Jeremiah Martin jest liderem obecnego lidera tabeli. W każdym meczu zdobywa średnio 20,2 punktu, a był i taki, podczas którego zdobył nawet 30. Mimo tego nie wszyscy fani WKS-u są jego zwolennikami. Najczęściej zarzuca mu się niechętne dzielenie się piłką, boiskową samolubność, granie pod efektowne indywidualne linijki.
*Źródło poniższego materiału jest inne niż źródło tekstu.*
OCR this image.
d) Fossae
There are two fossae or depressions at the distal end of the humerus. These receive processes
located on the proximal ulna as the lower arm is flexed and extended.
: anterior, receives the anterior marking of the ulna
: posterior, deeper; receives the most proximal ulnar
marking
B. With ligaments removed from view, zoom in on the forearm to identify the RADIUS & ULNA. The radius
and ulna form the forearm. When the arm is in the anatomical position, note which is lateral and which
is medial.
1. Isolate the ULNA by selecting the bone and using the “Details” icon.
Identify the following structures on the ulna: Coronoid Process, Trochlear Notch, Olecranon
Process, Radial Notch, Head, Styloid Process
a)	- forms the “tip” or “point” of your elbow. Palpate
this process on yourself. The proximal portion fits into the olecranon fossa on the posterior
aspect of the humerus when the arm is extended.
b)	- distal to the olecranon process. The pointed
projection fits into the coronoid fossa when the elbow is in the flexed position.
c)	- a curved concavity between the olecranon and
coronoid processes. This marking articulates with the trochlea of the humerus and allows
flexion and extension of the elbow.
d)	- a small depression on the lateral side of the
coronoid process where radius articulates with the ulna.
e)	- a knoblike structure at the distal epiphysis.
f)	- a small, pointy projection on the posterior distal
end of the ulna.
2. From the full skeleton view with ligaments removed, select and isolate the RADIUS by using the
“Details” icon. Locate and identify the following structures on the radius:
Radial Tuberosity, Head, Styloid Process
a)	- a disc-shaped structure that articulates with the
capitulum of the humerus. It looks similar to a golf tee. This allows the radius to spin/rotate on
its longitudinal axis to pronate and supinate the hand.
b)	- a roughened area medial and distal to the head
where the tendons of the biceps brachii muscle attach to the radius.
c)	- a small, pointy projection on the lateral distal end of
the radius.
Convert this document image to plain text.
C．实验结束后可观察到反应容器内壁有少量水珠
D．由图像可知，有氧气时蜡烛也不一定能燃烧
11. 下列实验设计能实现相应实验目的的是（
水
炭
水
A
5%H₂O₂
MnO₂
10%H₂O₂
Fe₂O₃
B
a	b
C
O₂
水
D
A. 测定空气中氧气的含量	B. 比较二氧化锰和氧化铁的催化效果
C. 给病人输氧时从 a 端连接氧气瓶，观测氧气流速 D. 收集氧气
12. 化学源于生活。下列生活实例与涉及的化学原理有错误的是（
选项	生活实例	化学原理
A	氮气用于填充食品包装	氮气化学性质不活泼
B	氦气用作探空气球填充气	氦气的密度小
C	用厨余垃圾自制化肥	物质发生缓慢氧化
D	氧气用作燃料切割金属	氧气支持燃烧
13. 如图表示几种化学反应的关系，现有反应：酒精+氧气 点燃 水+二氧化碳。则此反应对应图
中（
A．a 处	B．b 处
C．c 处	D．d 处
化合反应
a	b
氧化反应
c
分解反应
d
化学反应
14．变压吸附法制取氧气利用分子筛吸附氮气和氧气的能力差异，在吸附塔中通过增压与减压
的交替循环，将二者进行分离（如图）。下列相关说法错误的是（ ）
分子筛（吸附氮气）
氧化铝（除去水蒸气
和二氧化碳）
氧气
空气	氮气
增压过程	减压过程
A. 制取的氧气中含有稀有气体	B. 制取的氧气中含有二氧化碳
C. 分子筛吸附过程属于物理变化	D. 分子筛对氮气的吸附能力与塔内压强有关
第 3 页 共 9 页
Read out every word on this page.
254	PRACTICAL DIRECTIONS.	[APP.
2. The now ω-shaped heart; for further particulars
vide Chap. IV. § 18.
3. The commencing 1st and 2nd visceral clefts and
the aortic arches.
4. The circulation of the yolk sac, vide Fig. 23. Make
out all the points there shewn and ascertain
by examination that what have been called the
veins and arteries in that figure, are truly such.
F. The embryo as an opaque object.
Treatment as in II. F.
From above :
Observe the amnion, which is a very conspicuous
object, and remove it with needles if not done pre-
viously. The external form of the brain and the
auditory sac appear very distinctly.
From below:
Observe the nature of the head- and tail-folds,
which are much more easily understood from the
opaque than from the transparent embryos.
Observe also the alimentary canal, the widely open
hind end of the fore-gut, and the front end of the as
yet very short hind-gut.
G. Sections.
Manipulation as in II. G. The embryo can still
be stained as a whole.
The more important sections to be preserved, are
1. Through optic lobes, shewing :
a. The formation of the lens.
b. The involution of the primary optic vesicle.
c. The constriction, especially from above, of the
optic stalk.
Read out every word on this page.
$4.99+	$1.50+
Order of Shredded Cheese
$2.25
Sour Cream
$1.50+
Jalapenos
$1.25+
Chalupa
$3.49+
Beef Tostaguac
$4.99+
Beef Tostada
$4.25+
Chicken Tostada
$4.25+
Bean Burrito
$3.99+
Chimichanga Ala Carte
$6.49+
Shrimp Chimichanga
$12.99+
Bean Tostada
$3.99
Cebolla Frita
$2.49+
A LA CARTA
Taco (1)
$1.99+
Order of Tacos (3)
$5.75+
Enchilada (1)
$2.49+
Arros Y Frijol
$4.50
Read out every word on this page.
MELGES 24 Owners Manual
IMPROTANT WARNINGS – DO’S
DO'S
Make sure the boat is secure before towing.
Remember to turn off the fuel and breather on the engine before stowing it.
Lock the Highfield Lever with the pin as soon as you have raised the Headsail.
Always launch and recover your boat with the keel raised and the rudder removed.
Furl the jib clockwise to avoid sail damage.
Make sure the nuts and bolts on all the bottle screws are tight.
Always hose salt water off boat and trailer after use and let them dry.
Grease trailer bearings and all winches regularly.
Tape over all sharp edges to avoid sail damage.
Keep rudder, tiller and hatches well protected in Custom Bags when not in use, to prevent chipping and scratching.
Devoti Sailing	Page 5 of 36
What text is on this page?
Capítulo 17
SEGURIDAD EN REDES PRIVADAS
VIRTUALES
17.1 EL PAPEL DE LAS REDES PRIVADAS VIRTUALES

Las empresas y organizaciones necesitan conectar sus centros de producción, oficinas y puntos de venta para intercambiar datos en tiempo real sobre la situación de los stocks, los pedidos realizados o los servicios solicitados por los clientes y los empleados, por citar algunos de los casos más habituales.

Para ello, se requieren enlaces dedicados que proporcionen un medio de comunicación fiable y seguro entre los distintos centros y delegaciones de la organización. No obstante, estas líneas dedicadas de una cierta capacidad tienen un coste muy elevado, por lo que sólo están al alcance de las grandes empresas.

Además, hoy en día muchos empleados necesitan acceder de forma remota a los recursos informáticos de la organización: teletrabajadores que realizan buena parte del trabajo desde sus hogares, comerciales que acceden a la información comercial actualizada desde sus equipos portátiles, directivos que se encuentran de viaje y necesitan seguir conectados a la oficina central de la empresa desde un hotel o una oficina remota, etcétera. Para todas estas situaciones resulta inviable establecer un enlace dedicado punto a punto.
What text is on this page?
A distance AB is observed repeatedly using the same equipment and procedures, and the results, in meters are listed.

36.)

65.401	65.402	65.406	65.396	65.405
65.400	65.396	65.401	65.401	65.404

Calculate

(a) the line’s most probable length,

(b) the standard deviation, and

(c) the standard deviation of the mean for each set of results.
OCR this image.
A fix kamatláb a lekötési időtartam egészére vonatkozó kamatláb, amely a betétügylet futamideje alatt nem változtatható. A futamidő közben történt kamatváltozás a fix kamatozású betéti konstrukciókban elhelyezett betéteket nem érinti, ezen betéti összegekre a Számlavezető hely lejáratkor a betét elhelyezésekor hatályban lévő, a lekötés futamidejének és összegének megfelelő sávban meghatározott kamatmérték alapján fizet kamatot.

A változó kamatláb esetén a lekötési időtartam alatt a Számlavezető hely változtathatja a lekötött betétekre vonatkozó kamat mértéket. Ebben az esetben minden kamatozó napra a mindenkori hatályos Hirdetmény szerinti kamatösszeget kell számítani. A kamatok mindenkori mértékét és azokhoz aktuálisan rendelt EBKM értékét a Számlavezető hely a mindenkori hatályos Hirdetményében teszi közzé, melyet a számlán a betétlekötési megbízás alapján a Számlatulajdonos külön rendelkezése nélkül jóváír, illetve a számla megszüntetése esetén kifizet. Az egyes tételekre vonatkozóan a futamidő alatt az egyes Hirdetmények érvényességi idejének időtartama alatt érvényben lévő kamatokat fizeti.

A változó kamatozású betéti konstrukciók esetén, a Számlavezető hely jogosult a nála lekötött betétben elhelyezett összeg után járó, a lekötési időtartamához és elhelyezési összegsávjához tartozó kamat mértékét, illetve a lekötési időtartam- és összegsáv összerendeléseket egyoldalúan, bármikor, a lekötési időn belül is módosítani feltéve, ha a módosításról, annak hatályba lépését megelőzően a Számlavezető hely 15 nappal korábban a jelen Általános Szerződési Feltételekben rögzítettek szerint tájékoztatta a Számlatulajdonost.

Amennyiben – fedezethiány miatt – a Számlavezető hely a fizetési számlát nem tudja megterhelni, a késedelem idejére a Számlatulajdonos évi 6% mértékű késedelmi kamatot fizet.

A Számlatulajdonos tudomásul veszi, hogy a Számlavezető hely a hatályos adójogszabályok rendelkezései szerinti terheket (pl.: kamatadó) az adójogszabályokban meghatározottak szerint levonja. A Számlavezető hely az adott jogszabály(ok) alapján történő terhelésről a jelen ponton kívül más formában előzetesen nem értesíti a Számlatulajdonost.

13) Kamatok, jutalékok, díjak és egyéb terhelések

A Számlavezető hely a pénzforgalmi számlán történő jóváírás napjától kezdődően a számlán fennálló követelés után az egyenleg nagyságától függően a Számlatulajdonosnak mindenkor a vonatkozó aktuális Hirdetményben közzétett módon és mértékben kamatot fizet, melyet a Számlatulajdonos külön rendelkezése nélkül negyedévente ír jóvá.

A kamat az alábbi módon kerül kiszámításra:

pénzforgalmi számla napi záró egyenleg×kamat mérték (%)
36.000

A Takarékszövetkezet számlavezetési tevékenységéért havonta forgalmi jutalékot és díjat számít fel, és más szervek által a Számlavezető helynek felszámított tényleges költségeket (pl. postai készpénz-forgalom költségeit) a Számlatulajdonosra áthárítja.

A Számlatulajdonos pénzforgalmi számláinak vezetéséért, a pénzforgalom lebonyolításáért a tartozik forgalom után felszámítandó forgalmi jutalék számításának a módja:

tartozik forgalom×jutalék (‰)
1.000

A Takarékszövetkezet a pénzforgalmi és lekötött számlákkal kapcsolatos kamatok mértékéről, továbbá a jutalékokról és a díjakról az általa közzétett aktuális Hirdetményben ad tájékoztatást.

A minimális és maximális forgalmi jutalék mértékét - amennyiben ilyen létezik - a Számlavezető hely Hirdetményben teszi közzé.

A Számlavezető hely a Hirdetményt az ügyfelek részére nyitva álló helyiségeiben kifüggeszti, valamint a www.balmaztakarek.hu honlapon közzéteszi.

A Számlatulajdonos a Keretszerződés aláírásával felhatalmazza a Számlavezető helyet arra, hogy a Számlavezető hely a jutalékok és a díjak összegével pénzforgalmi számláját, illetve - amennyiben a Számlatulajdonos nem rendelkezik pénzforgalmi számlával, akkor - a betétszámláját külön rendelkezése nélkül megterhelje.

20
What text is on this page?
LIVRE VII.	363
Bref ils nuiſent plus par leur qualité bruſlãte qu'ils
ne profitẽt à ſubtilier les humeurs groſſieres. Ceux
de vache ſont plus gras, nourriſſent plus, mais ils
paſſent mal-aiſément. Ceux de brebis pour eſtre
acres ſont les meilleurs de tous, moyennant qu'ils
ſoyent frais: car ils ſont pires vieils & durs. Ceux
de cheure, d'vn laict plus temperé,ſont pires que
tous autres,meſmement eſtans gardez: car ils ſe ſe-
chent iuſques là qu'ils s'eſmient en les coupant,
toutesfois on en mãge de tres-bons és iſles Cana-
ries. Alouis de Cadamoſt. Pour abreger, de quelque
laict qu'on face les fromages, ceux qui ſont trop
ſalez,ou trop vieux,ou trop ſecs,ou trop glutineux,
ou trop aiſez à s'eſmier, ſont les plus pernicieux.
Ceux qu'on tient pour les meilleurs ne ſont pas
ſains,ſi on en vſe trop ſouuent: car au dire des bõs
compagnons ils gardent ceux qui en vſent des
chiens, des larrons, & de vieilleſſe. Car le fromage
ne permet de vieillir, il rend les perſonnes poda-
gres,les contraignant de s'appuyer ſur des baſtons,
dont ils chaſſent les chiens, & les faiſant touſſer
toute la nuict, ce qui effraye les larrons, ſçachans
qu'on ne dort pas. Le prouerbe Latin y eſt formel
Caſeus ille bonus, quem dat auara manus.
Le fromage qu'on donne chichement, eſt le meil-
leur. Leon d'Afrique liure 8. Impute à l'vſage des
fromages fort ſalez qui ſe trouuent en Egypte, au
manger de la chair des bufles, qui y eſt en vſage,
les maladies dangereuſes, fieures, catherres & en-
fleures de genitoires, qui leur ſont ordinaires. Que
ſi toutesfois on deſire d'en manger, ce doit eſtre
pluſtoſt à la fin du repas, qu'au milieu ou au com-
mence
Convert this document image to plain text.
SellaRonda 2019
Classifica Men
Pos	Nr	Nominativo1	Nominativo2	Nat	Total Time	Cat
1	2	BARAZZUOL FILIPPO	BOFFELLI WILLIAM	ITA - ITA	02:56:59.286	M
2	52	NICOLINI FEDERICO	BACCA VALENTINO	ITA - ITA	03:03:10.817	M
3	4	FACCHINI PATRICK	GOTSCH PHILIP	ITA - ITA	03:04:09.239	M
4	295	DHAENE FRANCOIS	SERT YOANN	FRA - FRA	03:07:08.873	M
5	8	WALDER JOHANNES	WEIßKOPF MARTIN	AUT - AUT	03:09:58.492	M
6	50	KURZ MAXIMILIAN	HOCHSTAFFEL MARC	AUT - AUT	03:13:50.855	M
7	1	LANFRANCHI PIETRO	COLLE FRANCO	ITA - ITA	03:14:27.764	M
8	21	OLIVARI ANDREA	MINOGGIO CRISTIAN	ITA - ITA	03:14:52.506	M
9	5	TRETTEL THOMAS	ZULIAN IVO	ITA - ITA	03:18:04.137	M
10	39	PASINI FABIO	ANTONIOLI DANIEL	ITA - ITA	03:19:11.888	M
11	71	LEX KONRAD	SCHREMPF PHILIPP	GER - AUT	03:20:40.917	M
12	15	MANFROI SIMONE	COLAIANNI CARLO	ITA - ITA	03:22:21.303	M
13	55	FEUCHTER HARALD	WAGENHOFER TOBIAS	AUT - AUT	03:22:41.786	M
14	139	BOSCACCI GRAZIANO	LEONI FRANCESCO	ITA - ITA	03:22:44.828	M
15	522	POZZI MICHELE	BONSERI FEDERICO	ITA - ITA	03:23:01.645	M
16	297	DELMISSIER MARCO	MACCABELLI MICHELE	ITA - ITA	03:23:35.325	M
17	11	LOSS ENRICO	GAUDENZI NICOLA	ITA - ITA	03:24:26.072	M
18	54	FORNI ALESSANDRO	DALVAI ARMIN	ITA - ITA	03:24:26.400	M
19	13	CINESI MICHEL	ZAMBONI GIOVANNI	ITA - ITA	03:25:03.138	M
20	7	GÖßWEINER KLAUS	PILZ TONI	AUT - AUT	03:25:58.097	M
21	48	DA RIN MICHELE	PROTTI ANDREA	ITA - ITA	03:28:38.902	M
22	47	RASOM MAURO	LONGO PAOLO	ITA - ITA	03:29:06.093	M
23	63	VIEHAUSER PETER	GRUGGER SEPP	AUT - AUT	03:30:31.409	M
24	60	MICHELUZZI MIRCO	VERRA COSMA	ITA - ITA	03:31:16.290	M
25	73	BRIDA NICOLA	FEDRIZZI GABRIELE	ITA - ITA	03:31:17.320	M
Gdy Śląsk wygrywał, nie było większego problemu. Ponowna dyskusja na temat Martina budowała się jednak po przegranych w EuroCupie, a teraz również w Energa Basket Lidze. Jeszcze w trakcie wczorajszego meczu na Twitterze pojawiały się tego typu wpisy:
I poszło. Amerykanin, będąc pod wpływem emocji po przegranej, włączył telefon i dolał oliwy do ognia. Temu samemu kibicowi zaproponował przesłanie zegarka, czyli nagrody, którą otrzymał jako MVP grudnia…. chwilę przed meczem ze Spójnią.
I poszło! Między stronami rozpoczęła się wymiana opinii. Na szczęście nie trwała zbyt długo. Co ciekawe, w kolejnych tweetach pojawili się inni chętni na słynny już zegarek.